Nucleic acids are large, complex compounds of very high molecular weight present in the cells of all organisms and in viruses. They are of great importance in the synthesis of proteins and in the transmission of hereditary information from one generation to the next. Originally discovered as components of cell nuclei (hence their name), it was assumed for many years after their isolation in 1869 that they were found nowhere else. This assumption was not seriously questioned until the 1940s, when it was determined that there are two types of nucleic acid: deoxyribonucleic acid (DNA), in the nuclei of all cells and in some viruses; and ribonucleic acid (RNA), in the cytoplasm of all cells and in most viruses.

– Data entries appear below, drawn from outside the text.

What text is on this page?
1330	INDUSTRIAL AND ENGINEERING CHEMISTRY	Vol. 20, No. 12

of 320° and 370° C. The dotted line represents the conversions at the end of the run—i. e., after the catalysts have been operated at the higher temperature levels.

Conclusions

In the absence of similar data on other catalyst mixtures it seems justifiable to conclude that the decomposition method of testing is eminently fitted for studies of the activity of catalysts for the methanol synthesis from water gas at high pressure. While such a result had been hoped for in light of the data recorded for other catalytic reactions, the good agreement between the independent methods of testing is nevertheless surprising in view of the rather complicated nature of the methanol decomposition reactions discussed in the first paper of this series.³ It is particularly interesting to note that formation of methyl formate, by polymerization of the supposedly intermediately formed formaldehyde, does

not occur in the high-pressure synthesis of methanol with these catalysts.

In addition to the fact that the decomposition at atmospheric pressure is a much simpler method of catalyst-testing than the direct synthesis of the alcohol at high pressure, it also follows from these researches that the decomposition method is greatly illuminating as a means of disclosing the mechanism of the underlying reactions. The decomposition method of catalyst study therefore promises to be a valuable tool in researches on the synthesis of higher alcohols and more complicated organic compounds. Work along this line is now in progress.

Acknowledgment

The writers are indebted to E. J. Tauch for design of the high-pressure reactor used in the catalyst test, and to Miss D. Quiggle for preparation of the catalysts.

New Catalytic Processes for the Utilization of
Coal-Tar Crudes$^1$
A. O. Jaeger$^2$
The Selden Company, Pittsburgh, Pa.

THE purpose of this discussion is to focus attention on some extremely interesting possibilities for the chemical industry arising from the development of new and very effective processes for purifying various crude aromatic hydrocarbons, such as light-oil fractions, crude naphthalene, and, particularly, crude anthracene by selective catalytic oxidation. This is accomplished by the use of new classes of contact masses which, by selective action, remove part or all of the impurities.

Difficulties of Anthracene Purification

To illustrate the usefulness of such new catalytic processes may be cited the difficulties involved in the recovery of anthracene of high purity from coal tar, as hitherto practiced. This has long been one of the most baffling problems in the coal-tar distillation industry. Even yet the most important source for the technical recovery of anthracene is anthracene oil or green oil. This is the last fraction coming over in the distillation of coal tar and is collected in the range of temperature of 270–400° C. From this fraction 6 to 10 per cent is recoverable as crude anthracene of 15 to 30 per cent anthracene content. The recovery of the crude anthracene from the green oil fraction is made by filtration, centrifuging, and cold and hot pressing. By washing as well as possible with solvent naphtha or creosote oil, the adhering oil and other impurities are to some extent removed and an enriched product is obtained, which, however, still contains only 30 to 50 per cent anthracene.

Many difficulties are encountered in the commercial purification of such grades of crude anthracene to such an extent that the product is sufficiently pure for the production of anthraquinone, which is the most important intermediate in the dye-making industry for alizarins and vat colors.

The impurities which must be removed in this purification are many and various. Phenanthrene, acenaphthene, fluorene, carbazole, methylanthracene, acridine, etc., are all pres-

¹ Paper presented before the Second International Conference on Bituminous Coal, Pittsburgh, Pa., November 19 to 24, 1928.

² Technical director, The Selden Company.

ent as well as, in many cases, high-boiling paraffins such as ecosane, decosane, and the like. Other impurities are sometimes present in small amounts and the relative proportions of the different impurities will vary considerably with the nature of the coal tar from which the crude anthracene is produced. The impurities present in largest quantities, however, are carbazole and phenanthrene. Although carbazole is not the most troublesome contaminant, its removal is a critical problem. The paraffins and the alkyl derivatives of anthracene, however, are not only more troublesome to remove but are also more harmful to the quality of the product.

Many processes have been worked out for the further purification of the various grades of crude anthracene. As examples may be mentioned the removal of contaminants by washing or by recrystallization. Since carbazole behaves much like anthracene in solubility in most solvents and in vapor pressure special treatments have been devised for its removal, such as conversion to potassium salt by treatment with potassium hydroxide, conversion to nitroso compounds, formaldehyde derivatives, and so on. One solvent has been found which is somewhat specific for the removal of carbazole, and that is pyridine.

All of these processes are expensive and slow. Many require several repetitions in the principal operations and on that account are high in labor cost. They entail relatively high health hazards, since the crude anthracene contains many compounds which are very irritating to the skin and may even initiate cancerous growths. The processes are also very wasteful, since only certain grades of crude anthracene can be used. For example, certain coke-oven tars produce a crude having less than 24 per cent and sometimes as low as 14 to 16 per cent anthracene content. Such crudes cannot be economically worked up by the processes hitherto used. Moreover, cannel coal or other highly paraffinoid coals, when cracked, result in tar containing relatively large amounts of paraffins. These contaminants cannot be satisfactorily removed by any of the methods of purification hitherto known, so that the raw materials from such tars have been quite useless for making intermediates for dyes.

The profound biological importance of nucleic acids gradually came to light during the 1940s and 1950s. Attention turned to the mechanism by which protein synthesis and genetic transmission were controlled by nucleic acids (see below, Genes). During the 1960s, experiments were aimed at refining the genetic code. Promising attempts were made in the late 1960s and early 1970s to replicate nucleic acid molecules outside the cell, that is, in the laboratory. By the mid-1980s, genetic engineering techniques had achieved, among other things, in vitro fertilization and DNA recombination (so-called gene splicing).

Evolution and origin of life.

Space exploration beginning in the mid-20th century intensified speculation about the possibility of life on other planets. At the same time, the man was beginning to understand some of the intimate chemical mechanisms used for the transmission of hereditary characteristics. By studying the structure of proteins in different species, it was possible to see how the amino acid sequences of functional proteins (for example, haemoglobin and cytochrome) have been altered during phylogeny (the development of species). It was natural, therefore, for biochemists to regard the problem of the origin of life as a practical one. The synthesis of a living cell from inanimate material was not considered an impossible task for the future.